Once in a Black Moon With Dennis J. Leise
Dennis J. Leise is a stalwart on the greater Chicagoland music scene, from doorman to performer, for the likes of Fitzgerald’s Nightclub where the venerable Berwyn roadhouse has hosted the galaxy of Chicago luminaries, including the Waco Brothers, Neko Case and 2016 Grammy nominee Robbie Fulks on up to 35 Fourth of July American Music Festivals, and counting.
Leise has played with the Flat Five and started his own outfits, including the Possum Hollow Boys and the Sons of the Pie Owners. Now he has recently released his first EP of all original material, recorded this past September and produced by multi-instrumental Flat Fiver and NRBQer Scott Ligon.
The tunes and sounds on Once in a Black Moon are consistently good old timey music in traditions the likes of Hoagy Carmichael and George Gershwin. The songs are tastefully fleshed out in the studio by Ligon and his NRBQ and Flat Five bandmate Casey McDonough, Marc Edelstein, Joe Camarillo, Brian Wilkie and John Rice in the spirit of the subtly casual sets Leise performs in his regular solo gigs around the greater Chicagoland metropolitan area, like Honky Tonk BBQ in Chicago’s Pilsen neighborhood and downtown at the House of Blues.

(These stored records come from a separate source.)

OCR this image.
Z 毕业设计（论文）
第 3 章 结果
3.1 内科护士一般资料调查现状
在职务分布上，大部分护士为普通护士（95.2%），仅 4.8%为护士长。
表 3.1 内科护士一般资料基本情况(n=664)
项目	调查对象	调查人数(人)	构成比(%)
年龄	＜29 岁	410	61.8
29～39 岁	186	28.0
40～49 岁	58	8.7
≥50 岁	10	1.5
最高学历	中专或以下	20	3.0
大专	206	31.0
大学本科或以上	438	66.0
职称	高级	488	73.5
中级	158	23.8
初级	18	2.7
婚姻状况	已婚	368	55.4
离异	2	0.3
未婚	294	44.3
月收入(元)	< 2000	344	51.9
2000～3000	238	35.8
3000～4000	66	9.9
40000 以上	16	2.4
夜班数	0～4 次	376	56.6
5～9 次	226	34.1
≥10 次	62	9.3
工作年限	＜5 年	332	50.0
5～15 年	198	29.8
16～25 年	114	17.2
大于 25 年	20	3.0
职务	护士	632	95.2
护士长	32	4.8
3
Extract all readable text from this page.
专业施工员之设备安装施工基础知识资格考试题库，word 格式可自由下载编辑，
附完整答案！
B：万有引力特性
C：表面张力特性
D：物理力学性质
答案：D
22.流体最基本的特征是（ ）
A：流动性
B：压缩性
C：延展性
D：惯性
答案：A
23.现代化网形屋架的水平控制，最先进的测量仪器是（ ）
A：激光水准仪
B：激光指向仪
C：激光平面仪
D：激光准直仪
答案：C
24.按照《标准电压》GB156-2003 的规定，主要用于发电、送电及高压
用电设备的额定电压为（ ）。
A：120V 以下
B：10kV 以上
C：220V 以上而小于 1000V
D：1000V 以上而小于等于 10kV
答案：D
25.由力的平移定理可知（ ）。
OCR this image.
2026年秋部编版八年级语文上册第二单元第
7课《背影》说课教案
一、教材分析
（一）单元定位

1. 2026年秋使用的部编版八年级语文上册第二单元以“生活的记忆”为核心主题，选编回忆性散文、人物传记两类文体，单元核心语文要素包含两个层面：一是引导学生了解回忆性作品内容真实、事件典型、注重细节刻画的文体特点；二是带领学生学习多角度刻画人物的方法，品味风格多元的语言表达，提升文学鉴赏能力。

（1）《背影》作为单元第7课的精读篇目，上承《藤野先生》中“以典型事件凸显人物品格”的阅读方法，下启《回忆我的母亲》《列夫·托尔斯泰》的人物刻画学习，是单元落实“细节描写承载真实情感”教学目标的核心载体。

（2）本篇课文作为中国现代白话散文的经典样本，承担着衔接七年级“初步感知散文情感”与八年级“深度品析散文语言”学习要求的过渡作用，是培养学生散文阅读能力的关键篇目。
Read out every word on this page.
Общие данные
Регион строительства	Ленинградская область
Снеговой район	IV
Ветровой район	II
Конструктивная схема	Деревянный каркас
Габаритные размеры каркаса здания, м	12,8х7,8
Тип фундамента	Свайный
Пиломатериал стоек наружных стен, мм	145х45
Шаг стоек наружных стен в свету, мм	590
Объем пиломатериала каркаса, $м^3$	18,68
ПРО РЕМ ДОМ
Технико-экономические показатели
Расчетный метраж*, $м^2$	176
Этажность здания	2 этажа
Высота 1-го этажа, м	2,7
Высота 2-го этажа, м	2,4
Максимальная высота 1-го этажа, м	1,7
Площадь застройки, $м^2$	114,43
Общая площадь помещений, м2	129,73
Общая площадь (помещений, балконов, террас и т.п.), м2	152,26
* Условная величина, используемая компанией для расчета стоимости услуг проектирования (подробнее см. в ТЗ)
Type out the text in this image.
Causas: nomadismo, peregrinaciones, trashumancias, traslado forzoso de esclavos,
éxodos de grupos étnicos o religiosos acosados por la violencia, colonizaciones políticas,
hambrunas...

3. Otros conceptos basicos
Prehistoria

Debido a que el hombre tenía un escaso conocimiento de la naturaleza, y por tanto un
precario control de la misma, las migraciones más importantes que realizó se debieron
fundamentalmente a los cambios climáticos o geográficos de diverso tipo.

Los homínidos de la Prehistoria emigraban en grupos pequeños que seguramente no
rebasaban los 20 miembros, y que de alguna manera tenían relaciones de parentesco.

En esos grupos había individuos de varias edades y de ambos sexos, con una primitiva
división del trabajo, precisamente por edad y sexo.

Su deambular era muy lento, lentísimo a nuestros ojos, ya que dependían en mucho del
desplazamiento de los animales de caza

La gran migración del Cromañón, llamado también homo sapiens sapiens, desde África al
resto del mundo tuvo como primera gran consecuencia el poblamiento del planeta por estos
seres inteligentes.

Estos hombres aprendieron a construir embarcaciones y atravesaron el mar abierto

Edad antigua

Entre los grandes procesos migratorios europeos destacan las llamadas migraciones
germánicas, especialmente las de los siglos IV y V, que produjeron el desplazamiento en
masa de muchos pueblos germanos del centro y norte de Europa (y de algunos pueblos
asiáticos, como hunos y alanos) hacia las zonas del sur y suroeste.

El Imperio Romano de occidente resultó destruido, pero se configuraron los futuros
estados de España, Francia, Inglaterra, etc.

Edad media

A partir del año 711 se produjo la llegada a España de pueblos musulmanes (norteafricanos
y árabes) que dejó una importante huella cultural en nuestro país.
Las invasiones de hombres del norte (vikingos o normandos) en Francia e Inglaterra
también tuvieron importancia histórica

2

The EP starts off sizzling in “El Pilsen De Ayer,” an infectious rhumba finger-picked on a National guitar, perhaps in homage to the neighborhood, and then into the bouncy lament of “My Dreamboat,” in which the combo shines on solos from John Rice’s fiddle, Brian Wilkie’s pedal steel guitar and Ligon’s piano as Leise’s “dreamboat’s got a hole in the bottom, and all my love is leaking out.”
Leise allows a darker and sharper perspective to emerge from the sweet smokey air of this set in “The Ballad of the CEO,” that takes off from Waco Brother Joe Camarillo’s mimicking of the old familiar drum roll of the Sgt. Barry Sadler pop-marshal classic “Ballad of the Green Berets.” The statement is spiked with Wilkie’s pedal steel and gently stirred by Rice’s fiddle into an antidepressant elixir for our current state of brutal income inequality and medieval economic policy priorities.
With the art he crafts, Leise creates a space he has also been known to transport to his further flung gigs at Sydney, Australia’s Midnight Special in Newtown and The Bearded Tit in Redfern over the past two years running. So, there’s plenty of room for all of us.